Version: January 18, 2009


Christer Hamp

Abandoned project

 

Being a bit of a home-grown engineer, I enjoy reading stories of how things were built. When making my first phonograph, I had no intention of giving such an account, but now with the Model 2 under way, I will write as progress is made. So here is the story, dead ends and false starts included:

The idea was to make a player as simple as possible, making use of existing parts. Its essential features would be a pivoting tone arm that can be raised and lowered to take different size cylinders, and enough space around the mandrel to take slip-on mandrels for larger cylinders. I began to plan it at a time when my mind was well off the obligations of daily life at home, and made a drawing. Finding myself far from any of the parts I intended to assemble, this drawing displays some degree of wishful thinking. Above all, the player is not drawn nearly as wide as it has proven to be in real life.

 

The first drawing, made on vacation in Chile in early 1999 The first test rig, with a Graphohpone Q. It made a horrendous noise.

 

The tone arm is from an old Lenco turntable that has been resting peacefully in my basement for the last decade or more. It is a fairly heavy arm, and straight, as it should be when playing cylinders. But this also means the pickup shell holds the pickup at an angle to the arm, so I had to saw it to two pieces and glue it together straight. It does not look very nice, and possibly will not even stay in one piece once it is put to use. As a cylinder's playing surface will be placed higher than a disc, I had to mount the tone arm some distance above the base plate.
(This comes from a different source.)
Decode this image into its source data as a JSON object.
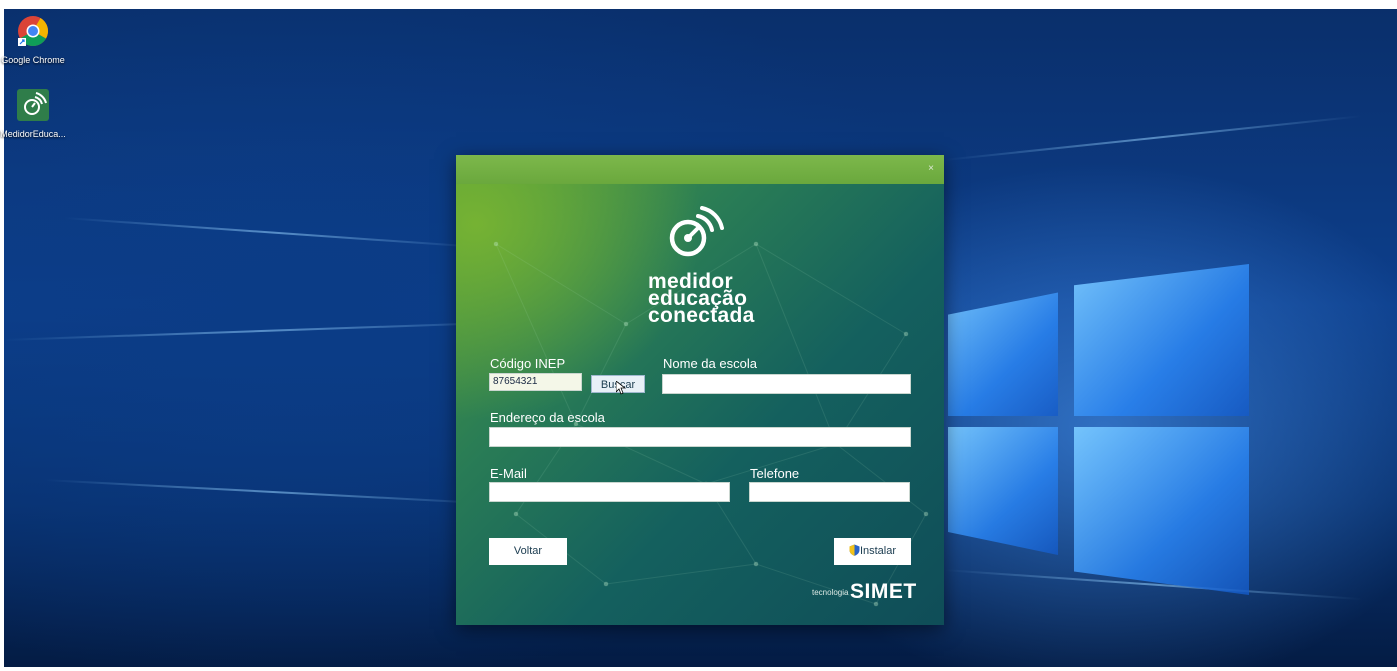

I chose to set it on a small turret, as I did not know exactly how high it would need to be raised. The vertical pillar with the arm's bearings can be moved up and down. It is held in place by a small screw on the right side of the ring that is attached to the baseplate (or in this case, a turret). I replaced the screw with a longer one in order to be able to raise and lower the tone arm easily if need be.

As the arm was now higher than in its original design, the arm rest was too short to serve its purpose. I made a longer one, which can also be adjusted if I would need to mount the tone arm at a different height.

The motor is from a simple plastic turntable I don't even remember the name of any more, but it had adjustable speed. This is an essential feature of any cylinder player, and I had to extend the range of speeds to accomodate for the differences between recorded cylinders. At the beginning, I intended to use my old conversation piece Graphophone Q (the one at the head of every page on this site) to avoid having to make a new mandrel. So I just put the belt from the plastic turntable around the motor pinion and the Graphophone mandrel and turned on the current. The noise it made was absolutely horrendous.

 

The phonograph with the Chamoux mandrel and the motor horizontal. Third attempt, the motor now vertical, the mandrel moved a bit to the left and spinning in the right direction.

 

Henri Chamoux got me out of the problem by actually sending me a mandrel with shaft and mount and pinion. Beautiful work, and very silent. The mandrel is long enough to accomodate cylinders of slightly different inner dimensions. When first trying it out, a splitting Blue Amberol made me believe it was too thick to take on the cylinders in my collection, but when setting it up to take some of these pictures, I discovered the thickness is quite right.

Speed is read by a stroboscope produced with Strob-Exec, a DOS program written by Adrian Hindle-Briscall, see my stroboscope page.

In order to make the player as small as possible, I wanted to orient the motor horizontally with the pinion pointing outward. However this meant the motor was spinning in the wrong direction. I thought it would be an easy thing to just switch the power wires to make the motor reverse. And it was, only the speed control ceased to function, and mandrel speed was a solid 200 rpm at all times. So I switched the wires back and put the motor in a a vertical position with the belt going through an angle of 90 degrees. This works quite well, and is the way the motor was originally oriented in the gramophone.

Then to the test! I set up the player on a gramophone near my amplifier, put a Blue Amberol on the mandrel and started the motor.

At first, the stylus tended to skid across the grooves, but after some adjustment of tonearm height it kept in track. I set stylus pressure so high that the body of the Shure M 75 MB pickup would only just clear the cylinder. I don't know exactly what the pressure was, as I had lost the counterweight adjustment weight, but it was a rather high pressure. While the stylus stayed in the groove, the tonearm tended to behave much like an old American car, swinging around in an irregular solo dance somewhere above the ground. Unfortunately this gave an audible effect, the sound from the player war unpleasantly pulsating.

In view of the results, I finally decided the pivoting arm is probably not such a good idea. Some phonograph makers have apparently reached good results with a pivoting arm, but it seems the construction is very sensitive to resonance given cerain combinations of stylus resilience, tone arm mass and length and so on and so forth. Anyway, I am not prepared to try to find out just why my particular attempt did not work out, and the remains of my experimenting are now with another builder with a different approach. Let's see what comes out of that.